Wednesday, August 11, 2010

In and out and back in then back out

Ok so the heart had taken a bit of beating but the head was feeling great, I was tired, well probably knackered is a better description! Then the pain started, it just felt like my nephew Jacob had tackled me and was sat on my chest. (Jacob's 17 but 6 foot three or so and a great rugby player) My breathing was strained and moving from one position to another was bloody painful. It felt like my rib cage was being crushed and I couldn't do anything about it.

The sensible thing to do was ring Weston Park and see what they say but I was loathed to do it, I'd only just come home and it was only Tuesday afternoon and I'd arranged with mum to take Wendy and me to a little cafe in the peaks. I could almost taste the millionaires shortbread as we drove to Weston!

The thing with turning up unexpected at Weston is the nurses and the rest of the staff all ask "what are you doing here?" they all care and they take an interest in all their patients. So as we walked along the ward Wend and mum looked at each other as though the favourite naughty student had just turned up again!

I had another bed on a ward in the corner next to the loo, not the best place but makes my midnight wanderings shorter! I was monitored and prodded and listened to and monitored some more. I just wanted to be at home with Wendy just chilling out and relaxing before I had to have another CT scan on Thursday. This scan would tell us which way we were going with my treatment plan and how the cancer was responding or if it was responding. This was the last thing my emotions could cope with and it was with silent tears that I opened a book Wendy had bought me and I lost myself in someone else's adventure.

Guy Greave had been just another bloke working in just another cube farm in Scotland when he decided to go and live in Alaska int he woods and build himself a log cabin and survive the winter alone. It was a gripping read and really well written, when I was a boy I remember a book in which a boy goes off to the woods and builds himself a cabin. Since then I've always wanted to build one, the book showed the boy digging a foundation and filling it with stones, cutting the logs and then laying a floor of bracken. He did it all alone. Guy Greave ended up getting help from locals and using their knowledge, tools and even dogs. It was how he succeeded, the local knowledge was invaluable and it led to amazing friendships. The only fly in the ointment of the book was he left his wife and kids, not permanently but for a year. Through choice, his own free choice. He wrote of how hard it was and I believe him but I still don't understand, leaving for such a period of time for something which could easily have killed him.

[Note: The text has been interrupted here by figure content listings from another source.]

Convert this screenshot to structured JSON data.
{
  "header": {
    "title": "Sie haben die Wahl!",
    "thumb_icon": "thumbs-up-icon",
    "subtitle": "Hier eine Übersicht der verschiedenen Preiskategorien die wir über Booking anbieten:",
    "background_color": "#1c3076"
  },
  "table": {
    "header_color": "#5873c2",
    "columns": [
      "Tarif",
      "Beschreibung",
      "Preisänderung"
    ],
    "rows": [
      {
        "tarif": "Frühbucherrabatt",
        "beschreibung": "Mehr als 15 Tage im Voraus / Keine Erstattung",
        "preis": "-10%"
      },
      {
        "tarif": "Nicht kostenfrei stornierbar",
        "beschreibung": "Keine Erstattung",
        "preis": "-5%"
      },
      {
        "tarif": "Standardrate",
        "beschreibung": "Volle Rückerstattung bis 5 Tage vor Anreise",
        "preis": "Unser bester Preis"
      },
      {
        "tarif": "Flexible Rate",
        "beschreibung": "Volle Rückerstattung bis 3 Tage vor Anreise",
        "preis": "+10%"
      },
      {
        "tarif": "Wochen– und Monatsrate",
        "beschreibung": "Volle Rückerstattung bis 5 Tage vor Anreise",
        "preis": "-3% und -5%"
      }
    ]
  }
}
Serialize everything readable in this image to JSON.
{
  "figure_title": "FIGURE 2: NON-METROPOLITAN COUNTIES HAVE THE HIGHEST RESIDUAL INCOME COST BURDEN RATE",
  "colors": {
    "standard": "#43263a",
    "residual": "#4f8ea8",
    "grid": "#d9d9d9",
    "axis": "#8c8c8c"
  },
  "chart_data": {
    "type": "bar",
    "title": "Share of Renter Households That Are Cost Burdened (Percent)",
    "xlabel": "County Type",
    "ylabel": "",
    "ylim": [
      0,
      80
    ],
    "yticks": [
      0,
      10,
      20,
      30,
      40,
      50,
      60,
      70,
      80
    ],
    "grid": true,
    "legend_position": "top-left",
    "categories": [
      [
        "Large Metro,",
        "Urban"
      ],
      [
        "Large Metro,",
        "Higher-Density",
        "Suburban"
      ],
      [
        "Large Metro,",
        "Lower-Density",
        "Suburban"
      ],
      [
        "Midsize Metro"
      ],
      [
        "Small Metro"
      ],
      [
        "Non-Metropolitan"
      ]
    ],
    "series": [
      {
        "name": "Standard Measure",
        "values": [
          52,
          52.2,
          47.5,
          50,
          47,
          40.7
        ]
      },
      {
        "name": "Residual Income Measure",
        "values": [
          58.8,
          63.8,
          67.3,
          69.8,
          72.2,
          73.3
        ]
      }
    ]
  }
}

Oh well it's a great book and it got me through a difficult couple of days.
I had already got an appoinmtent for the CT scan booked for the Thursday and as much as I wanted to go home the pain hadn't gone fully, so it was decided I stay in Wednesday night and then go home after my scan. All being well!
It was the first time I've looked forward to a scan, waiting in the waiting room it was also the first time the scanning staff had been late. Having asked at reception a member of staff came round and told me I should have been waiting somewhere else, even though for the prior six appointments I'd waited in the same place as today! Oh well, I'm only itching to get home.....
A couple of days at home and then it was back in Sunday night so they could asses my blood's suitability for harvesting stem cells at 6am Monday morning. Fun fun fun. To be honest other than being nervous about the harvest it was the easiest visit to Weston I've had. The only problem was being away from Wend for another night but as there were to be no surprises or chemo then I thought it'd be easy peasy lemon squeezy!
And we all know what thought did..........Blood taken, results back and all systems go. Over to the Hallamshire and get hooked up to the machine which will remove my blood, not all at once, seperate off the stem cells and then give the blood back to me. Simple, well it would have been if my hickman line worked as it should! It turns out that my body in it's infinite wisdom had recognised the line as a foreign body and was trying to block the end of it with what could be described as a clot. This clot was acting as a valve allowing liquid in to my body but then covering the tube and stopping liquid going out, not going to leak to death then!
So back to Weston park having not done the harvest, annoyed and worried that the line is faulty or in the worst case scenario it'd have to be removed and replaced. Wendy was resigned to another night home alone and I had to get used to another night of Weston food. It's good but nowhere near as good as Wendy's. They used the hospital equivalent of drain cleaner to clear the blockage, four hours after pumping it down my line they drew it back, it kind of looked like they'd cleared a bloody drain too. Lumpy and full of part dissolved clot within inches of my nose as they drew it through, lovely, but at least it was working. Result.

1 comment:

  1. Lumpy Nick Nice !!!!!! I can always rely on you to set the scene. Simon and Ian are here and send their love. I think about you loads and always smile. Last night on master chef they showed a survery like the one in Earnshaw !!!!!!!! It jus made me laugh about the the day you said I never meet any nice girls !!!!!!